Signing resolution endorsing petition. “A judge may not sign a resolution which requests specific action be taken by the mayor and county board of commissioners regarding business closings of a local employer and the union workers it employs.” State Bar of Michigan Ethics Opinion, JI-52, April 27, 1992. MCJC 2(C) provides that “[a] judge should not allow family, social, or other relationships to influence judicial conduct or judgment” and “should not use the prestige of office to advance personal business interests or those of others.” EO JI-52. “The judges are not being asked to individually endorse the [r]esolution because they have particular interest in or knowledge of the issues; it seems clear that all judges of the circuit court are being asked to endorse the [r]esolution solely because they are judges, and the prestige of the judicial office will bring great pressure to bear on behalf of the [r]esolution supporters.” Id. “Use of the judicial office for such purposes is prohibited.” Id.

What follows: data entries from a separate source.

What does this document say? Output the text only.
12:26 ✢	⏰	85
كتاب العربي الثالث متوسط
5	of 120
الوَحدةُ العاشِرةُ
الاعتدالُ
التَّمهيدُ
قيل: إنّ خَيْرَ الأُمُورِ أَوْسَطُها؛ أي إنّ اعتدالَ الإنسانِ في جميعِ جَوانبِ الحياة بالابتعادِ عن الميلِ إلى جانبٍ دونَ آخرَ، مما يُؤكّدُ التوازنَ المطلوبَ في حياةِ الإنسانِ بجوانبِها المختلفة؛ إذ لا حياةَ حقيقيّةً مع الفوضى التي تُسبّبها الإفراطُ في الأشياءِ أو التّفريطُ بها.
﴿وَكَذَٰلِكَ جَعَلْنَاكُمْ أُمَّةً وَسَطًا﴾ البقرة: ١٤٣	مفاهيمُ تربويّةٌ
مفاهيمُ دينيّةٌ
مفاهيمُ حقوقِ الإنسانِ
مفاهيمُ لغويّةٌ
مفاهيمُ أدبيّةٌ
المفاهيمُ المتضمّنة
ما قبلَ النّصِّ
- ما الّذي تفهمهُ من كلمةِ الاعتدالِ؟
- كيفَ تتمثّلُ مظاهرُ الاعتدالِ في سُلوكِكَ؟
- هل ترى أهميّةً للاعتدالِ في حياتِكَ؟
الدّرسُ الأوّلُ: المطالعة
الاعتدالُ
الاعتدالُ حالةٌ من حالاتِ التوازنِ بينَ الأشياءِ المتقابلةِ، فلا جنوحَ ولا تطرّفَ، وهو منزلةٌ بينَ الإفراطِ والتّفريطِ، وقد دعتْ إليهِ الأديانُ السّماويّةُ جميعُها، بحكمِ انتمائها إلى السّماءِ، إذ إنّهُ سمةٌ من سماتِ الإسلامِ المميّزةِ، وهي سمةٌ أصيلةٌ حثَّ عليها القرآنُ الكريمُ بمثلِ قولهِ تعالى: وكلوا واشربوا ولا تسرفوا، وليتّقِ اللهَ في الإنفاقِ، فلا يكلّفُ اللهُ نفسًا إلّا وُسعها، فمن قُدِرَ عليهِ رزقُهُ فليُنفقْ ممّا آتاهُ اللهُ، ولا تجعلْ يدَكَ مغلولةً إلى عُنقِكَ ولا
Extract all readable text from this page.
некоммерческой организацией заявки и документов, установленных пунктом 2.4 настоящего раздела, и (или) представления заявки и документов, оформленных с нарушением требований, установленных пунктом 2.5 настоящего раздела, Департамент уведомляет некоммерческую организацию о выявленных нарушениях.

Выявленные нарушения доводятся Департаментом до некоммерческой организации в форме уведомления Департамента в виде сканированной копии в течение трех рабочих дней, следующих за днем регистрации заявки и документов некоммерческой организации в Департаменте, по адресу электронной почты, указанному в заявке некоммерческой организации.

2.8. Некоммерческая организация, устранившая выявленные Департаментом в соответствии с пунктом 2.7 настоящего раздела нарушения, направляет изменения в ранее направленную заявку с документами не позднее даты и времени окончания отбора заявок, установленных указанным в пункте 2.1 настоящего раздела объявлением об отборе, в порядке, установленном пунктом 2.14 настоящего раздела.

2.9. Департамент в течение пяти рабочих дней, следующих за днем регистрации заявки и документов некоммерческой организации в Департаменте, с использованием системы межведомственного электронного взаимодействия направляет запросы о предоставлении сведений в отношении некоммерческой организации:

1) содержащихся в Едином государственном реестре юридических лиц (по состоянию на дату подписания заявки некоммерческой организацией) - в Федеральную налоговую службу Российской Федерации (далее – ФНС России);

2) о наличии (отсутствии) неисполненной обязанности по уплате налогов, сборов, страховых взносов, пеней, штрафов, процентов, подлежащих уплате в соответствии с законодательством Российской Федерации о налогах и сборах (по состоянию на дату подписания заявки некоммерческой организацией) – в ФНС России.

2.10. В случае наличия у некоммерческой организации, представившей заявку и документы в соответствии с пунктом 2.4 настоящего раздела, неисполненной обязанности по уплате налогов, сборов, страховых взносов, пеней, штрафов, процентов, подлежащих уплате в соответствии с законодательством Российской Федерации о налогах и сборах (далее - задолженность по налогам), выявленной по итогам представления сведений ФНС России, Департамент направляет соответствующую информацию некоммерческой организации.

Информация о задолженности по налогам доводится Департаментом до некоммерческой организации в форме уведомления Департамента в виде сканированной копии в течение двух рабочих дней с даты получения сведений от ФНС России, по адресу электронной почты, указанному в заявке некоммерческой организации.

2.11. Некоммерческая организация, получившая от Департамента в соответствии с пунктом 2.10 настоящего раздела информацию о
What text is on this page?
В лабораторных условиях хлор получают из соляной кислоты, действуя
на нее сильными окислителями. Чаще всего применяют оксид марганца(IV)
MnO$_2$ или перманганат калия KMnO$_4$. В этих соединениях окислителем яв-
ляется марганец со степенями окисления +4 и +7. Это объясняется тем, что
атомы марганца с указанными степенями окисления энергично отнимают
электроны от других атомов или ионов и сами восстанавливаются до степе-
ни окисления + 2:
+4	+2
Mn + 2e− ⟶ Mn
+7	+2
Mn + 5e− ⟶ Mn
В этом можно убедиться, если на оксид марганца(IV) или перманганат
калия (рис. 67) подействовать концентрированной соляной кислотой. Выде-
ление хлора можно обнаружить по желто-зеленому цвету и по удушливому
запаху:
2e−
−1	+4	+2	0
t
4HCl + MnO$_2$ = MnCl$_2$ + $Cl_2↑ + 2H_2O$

Providing reference for criminal defendant. “A judge should not provide a character affidavit for a criminal defendant, because it is a sworn statement, not subject to cross-examination” and “[a] judge should decline to provide a personal or character reference for a criminal defendant, except in response to a formal request, unless the judge has good reason to believe that refusal would bring about a failure of justice.” State Bar of Michigan Ethics Opinion, JI-41, October 1, 1991. Although “a judge is explicitly allowed to provide a reference when solicited” under MCJC 2(E), “a judge may not allow the judicial office to be used for the private interests of others” under MCJC 2(C). EO JI-41. “If the judge is being asked to provide the reference or affidavit solely because of the judge’s position, the request should be declined”; “[i]f, however, the judge has personal knowledge of the individual or the incident which is the subject of the request, and the knowledge is unrelated to the position which the judge holds, it is not improper to comply.” Id.

Ch_2_Canon_200013.jpg

 

1   “All judicial candidates are subject to . . . [Canon 2] . . . as applicable during a judicial campaign. A successful candidate, whether or not an incumbent, and an unsuccessful candidate who is a judge, are subject to judicial discipline for campaign misconduct. An unsuccessful candidate who is a lawyer is subject to lawyer discipline for judicial campaign misconduct.” MCJC 5.

2    MCJC 2(C) at the time this ethics opinion was written. The canon has been relettered, but remains substantively similar.

3    At the time EO JI-112 was written, MCR 2.403 referred to mediation. However, in 2000, the court rule was amended to replace the term “mediation” with the term “case evaluation.” Aside from the change of terms, the provision discussed in EO JI-112 has not changed and is presumably still applicable in this context.